À l’appel du maire de Dakar, Abass Fall, également coordonnateur du Pastef pour le département, des militants issus des 19 communes de la capitale ont répondu présents. Parmi eux, Ousseynatou, coiffeuse à Dieuppeul, venue en tee‑shirt et casquette à l’effigie d’Ousmane Sonko : « On n’était pas des politiques. C’est Sonko qui m’a fait aimer la politique. On veut qu’il soit élu dans le calme, pas dans la guerre. » Les slogans scandaient également une défiance assumée : « Ousmane Sonko sans les traîtres », en référence directe à la prise de distance de Bassirou Diomaye Faye avec le Pastef.
Depuis plusieurs semaines, Bassirou Diomaye Faye affiche une autonomie croissante vis‑à‑vis du Pastef, parti qui l’a pourtant porté au pouvoir. Cette distance, perçue par la base militante comme une défection, alimente les tensions au sommet de l’exécutif. Là où certains analystes voient une stratégie de normalisation présidentielle, les partisans de Sonko y lisent une menace directe contre l’unité politique qui avait permis la victoire de 2024. Le contexte est d’autant plus tendu que la coalition « Diomaye Président » cherche désormais à structurer une offre électorale autonome.
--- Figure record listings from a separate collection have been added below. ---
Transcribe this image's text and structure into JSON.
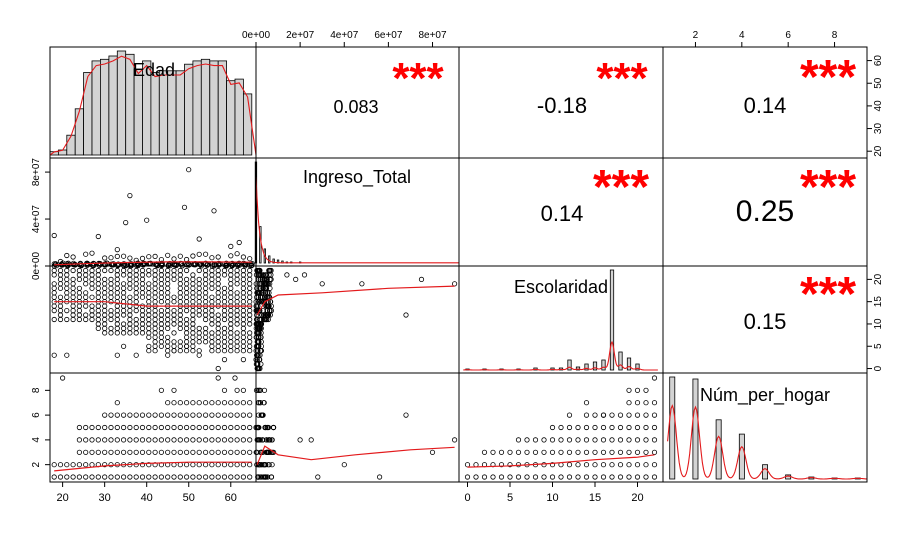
{
  "chart_data": {
    "type": "scatter",
    "title": "",
    "variables": [
      "Edad",
      "Ingreso_Total",
      "Escolaridad",
      "Núm_per_hogar"
    ],
    "ranges": {
      "Edad": [
        17,
        66
      ],
      "Ingreso_Total": [
        0,
        92000000
      ],
      "Escolaridad": [
        -1,
        23
      ],
      "Núm_per_hogar": [
        0.6,
        9.4
      ]
    },
    "ticks": {
      "top_Ingreso_Total": [
        "0e+00",
        "2e+07",
        "4e+07",
        "6e+07",
        "8e+07"
      ],
      "top_Núm_per_hogar": [
        "2",
        "4",
        "6",
        "8"
      ],
      "right_Edad": [
        "20",
        "30",
        "40",
        "50",
        "60"
      ],
      "right_Escolaridad": [
        "0",
        "5",
        "10",
        "15",
        "20"
      ],
      "left_Ingreso_Total": [
        "0e+00",
        "4e+07",
        "8e+07"
      ],
      "left_Núm_per_hogar": [
        "2",
        "4",
        "6",
        "8"
      ],
      "bottom_Edad": [
        "20",
        "30",
        "40",
        "50",
        "60"
      ],
      "bottom_Escolaridad": [
        "0",
        "5",
        "10",
        "15",
        "20"
      ]
    },
    "correlations": [
      {
        "row": 0,
        "col": 1,
        "value": "0.083",
        "stars": "***"
      },
      {
        "row": 0,
        "col": 2,
        "value": "-0.18",
        "stars": "***"
      },
      {
        "row": 0,
        "col": 3,
        "value": "0.14",
        "stars": "***"
      },
      {
        "row": 1,
        "col": 2,
        "value": "0.14",
        "stars": "***"
      },
      {
        "row": 1,
        "col": 3,
        "value": "0.25",
        "stars": "***"
      },
      {
        "row": 2,
        "col": 3,
        "value": "0.15",
        "stars": "***"
      }
    ],
    "histograms": {
      "Edad": {
        "x": [
          18,
          20,
          22,
          24,
          26,
          28,
          30,
          32,
          34,
          36,
          38,
          40,
          42,
          44,
          46,
          48,
          50,
          52,
          54,
          56,
          58,
          60,
          62,
          64
        ],
        "counts": [
          2,
          3,
          12,
          28,
          50,
          57,
          58,
          60,
          63,
          61,
          52,
          57,
          50,
          51,
          51,
          51,
          55,
          57,
          58,
          57,
          57,
          45,
          46,
          37
        ]
      },
      "Ingreso_Total": {
        "x": [
          0,
          2000000,
          4000000,
          6000000,
          8000000,
          10000000,
          12000000,
          14000000,
          16000000,
          20000000
        ],
        "counts": [
          100,
          36,
          14,
          7,
          4,
          3,
          2,
          1,
          1,
          1
        ]
      },
      "Escolaridad": {
        "x": [
          0,
          2,
          4,
          6,
          8,
          10,
          11,
          12,
          13,
          14,
          15,
          16,
          17,
          18,
          19,
          20
        ],
        "counts": [
          1,
          1,
          1,
          1,
          2,
          2,
          2,
          10,
          3,
          6,
          8,
          10,
          100,
          18,
          12,
          6
        ]
      },
      "Núm_per_hogar": {
        "x": [
          1,
          2,
          3,
          4,
          5,
          6,
          7,
          8,
          9
        ],
        "counts": [
          100,
          98,
          58,
          44,
          14,
          4,
          2,
          1,
          1
        ]
      }
    },
    "smooth_lines": {
      "Edad_vs_Ingreso_Total": [
        [
          18,
          1000000
        ],
        [
          25,
          2000000
        ],
        [
          35,
          3000000
        ],
        [
          45,
          3500000
        ],
        [
          55,
          3500000
        ],
        [
          65,
          3200000
        ]
      ],
      "Edad_vs_Escolaridad": [
        [
          18,
          15
        ],
        [
          30,
          15
        ],
        [
          40,
          14
        ],
        [
          50,
          14
        ],
        [
          65,
          14
        ]
      ],
      "Edad_vs_Núm_per_hogar": [
        [
          18,
          1.5
        ],
        [
          30,
          1.9
        ],
        [
          40,
          2.1
        ],
        [
          50,
          2.2
        ],
        [
          65,
          2.2
        ]
      ],
      "Ingreso_Total_vs_Escolaridad": [
        [
          500000,
          12
        ],
        [
          4000000,
          15
        ],
        [
          10000000,
          16.5
        ],
        [
          30000000,
          17
        ],
        [
          60000000,
          18
        ],
        [
          90000000,
          18.5
        ]
      ],
      "Ingreso_Total_vs_Núm_per_hogar": [
        [
          500000,
          2
        ],
        [
          4000000,
          3.5
        ],
        [
          10000000,
          2.8
        ],
        [
          25000000,
          2.4
        ],
        [
          45000000,
          2.8
        ],
        [
          70000000,
          3.2
        ],
        [
          90000000,
          3.4
        ]
      ],
      "Escolaridad_vs_Núm_per_hogar": [
        [
          0,
          1.8
        ],
        [
          5,
          1.9
        ],
        [
          10,
          2.1
        ],
        [
          15,
          2.4
        ],
        [
          20,
          2.6
        ],
        [
          22,
          2.8
        ]
      ]
    }
  }
}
À trois ans de la présidentielle, le Pastef active ses relais locaux pour verrouiller sa base et préparer la succession de Sonko, toujours Premier ministre. La marche du 17 mai n’est que la première d’une série de mobilisations destinées à peser sur le chef de l’État et à l’empêcher de capter seul l’héritage politique commun. Cependant, certains militants gardent l’espoir d’un retour de Diomaye Faye « à la maison », comme le répète Aminata, venue manifester : « Pour moi c’est une mésentente, pas une rupture définitive. On l’appelle à revenir vers nous, le Pastef c’est sa maison. On a résisté à Macky Sall, on résistera à tous les autres petits tracas. »
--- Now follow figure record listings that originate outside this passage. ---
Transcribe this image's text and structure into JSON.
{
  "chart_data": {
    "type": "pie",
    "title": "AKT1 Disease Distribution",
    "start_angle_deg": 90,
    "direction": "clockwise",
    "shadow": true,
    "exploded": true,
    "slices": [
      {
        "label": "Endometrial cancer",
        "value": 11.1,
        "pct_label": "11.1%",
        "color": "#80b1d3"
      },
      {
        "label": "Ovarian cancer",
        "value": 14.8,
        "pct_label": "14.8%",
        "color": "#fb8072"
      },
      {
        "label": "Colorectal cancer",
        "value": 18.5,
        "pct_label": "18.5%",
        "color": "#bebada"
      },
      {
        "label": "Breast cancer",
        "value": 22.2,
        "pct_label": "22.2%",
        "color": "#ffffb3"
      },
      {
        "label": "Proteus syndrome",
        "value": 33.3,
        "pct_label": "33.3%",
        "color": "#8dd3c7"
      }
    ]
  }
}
À Ziguinchor, fief historique de Sonko, le responsable local Souleymane Mané livre une analyse plus réaliste : selon lui, la distance prise par Diomaye Faye est désormais irréversible, et le Pastef doit s’y préparer sans naïveté. « Nous n’avons peur d’aucune alternative. La coalition Diomaye Président ne nous fera pas plier », a‑t‑il déclaré. Le parti au pouvoir, en pleine recomposition interne, joue ainsi une double partition : maintenir la pression sur l’actuel président tout en évitant une rupture ouverte qui affaiblirait l’exécutif à l’approche d’échéances cruciales. La marche de Dakar a montré que la base, elle, ne veut plus attendre.